Eventually, their wandering becomes a quest to protect the knowledge and wisdom of the Jews, which is what brings the wrath of Louis the 9th upon them.

This is a tale of the Judeo-Christian God's love for His people and the many misinterpretations of how that love is expressed. It is a tale of misguided piety, and the hubris of believing that people have the right to judge others in their God's name. But mostly, this is a story of three wonderful children (and their dog) who bring hope, friendship, and meaning to the lives of many through their unique connection to their God.

Highly recommended to ages 12+ because of content. Contains an annotated list of sources, and an explanation for the historical characters and events that inspired this work of fiction.
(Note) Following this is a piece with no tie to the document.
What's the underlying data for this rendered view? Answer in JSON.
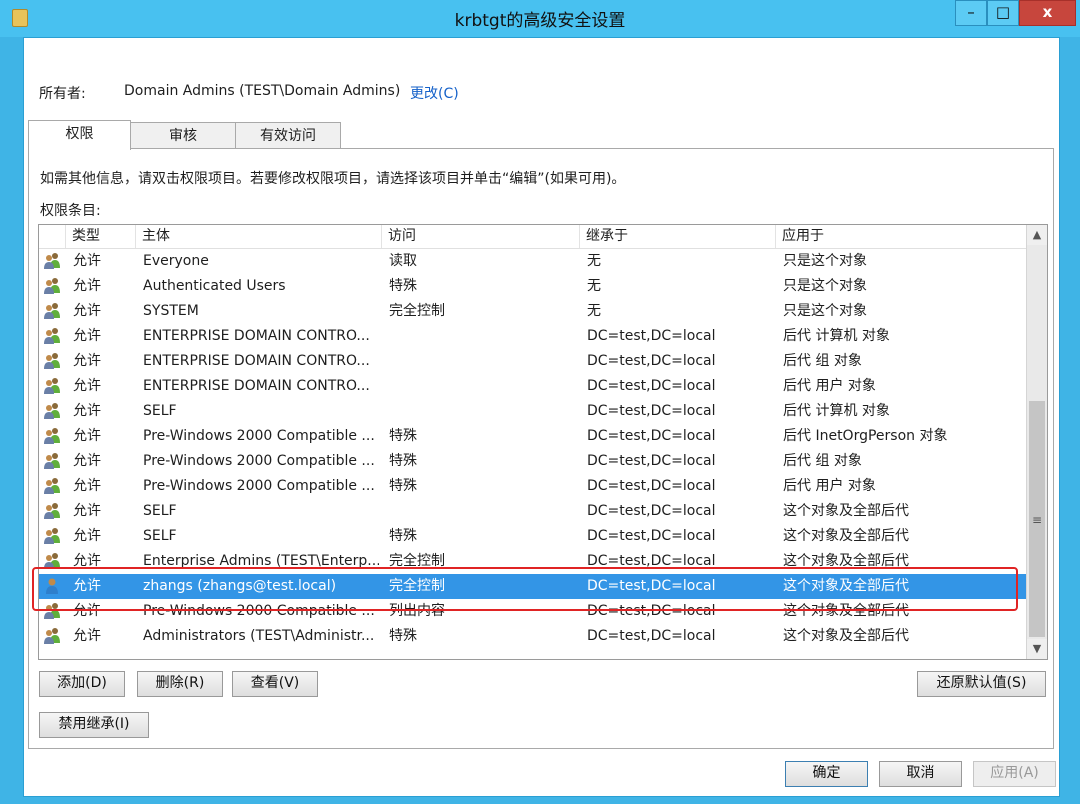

Thursday, January 19, 2017

The Magic Mirror by Susan Hill Long

The Magic Mirror: Concerning a Lonely Princess, a Foundling Girl, a Scheming King and a Pickpocket SquirrelThe Magic Mirror: Concerning a Lonely Princess, a Foundling Girl, a Scheming King and a Pickpocket Squirrel by Susan Hill Long

My rating: 4 of 5 stars

The Magic Mirror, by Susan Hill Long, is written in a style that makes me think of Malory's Le Morte d'Arthur, if it had been written for children. This is a questing tale full of mystery, villainy, comedy, piety, and mistaken identity.

Maggie the Crutch, a crippled, foundling girl has been raised by Minka, a widowed ale-brewer, and has no idea of her parentage or history. She knows only that she was found in a church, as a small child, wearing a velvet green dress, and with an irrevocably damaged leg.

Maggie is raised with clothes on her back and food in her belly but not an abundance of love and affection. Minka isn't cruel but she isn't loving either. Minka is selfish and stern and overly practical. When Minka tells Maggie that she has promised her to marry a hunchbacked wool-monger, Maggie is distraught.

In town, while running her errands, Maggie meets a merchant named Bilious. Bilious tries to interest Maggie in some items and shows her a mirror that allows the viewer to behold their heart's desire. In this mirror, Maggie sees a wild-eyed old man, and Maggie just knows this man is the key to her destiny. She decides to journey towards this destiny and away from her fate as a wool-mongers wife. She abandons her life with Minka in the night, and stows away on a cart traveling West.

Maggie's quest introduces her to a cast of interesting characters. She meets a dangerous thief and his men, a monk and his bag-pipe playing nephew, a princess and her controlling father, a pick-pocketing squirrel and a mysterious street urchin. Through pure serendipity, each person Maggie encounters has played a role in the mystery of her destiny. But so many questions remain unanswered until the very end...

Who is the wild-eyed man? Why does she feel so called to him? What is her true identity? It seems that only the Magic Mirror knows.

This is a fun tale told in a medieval world of suspicion and schemes. Though slow-moving at first, The Magic Mirror is a delightful story which will appeal to a wide audience.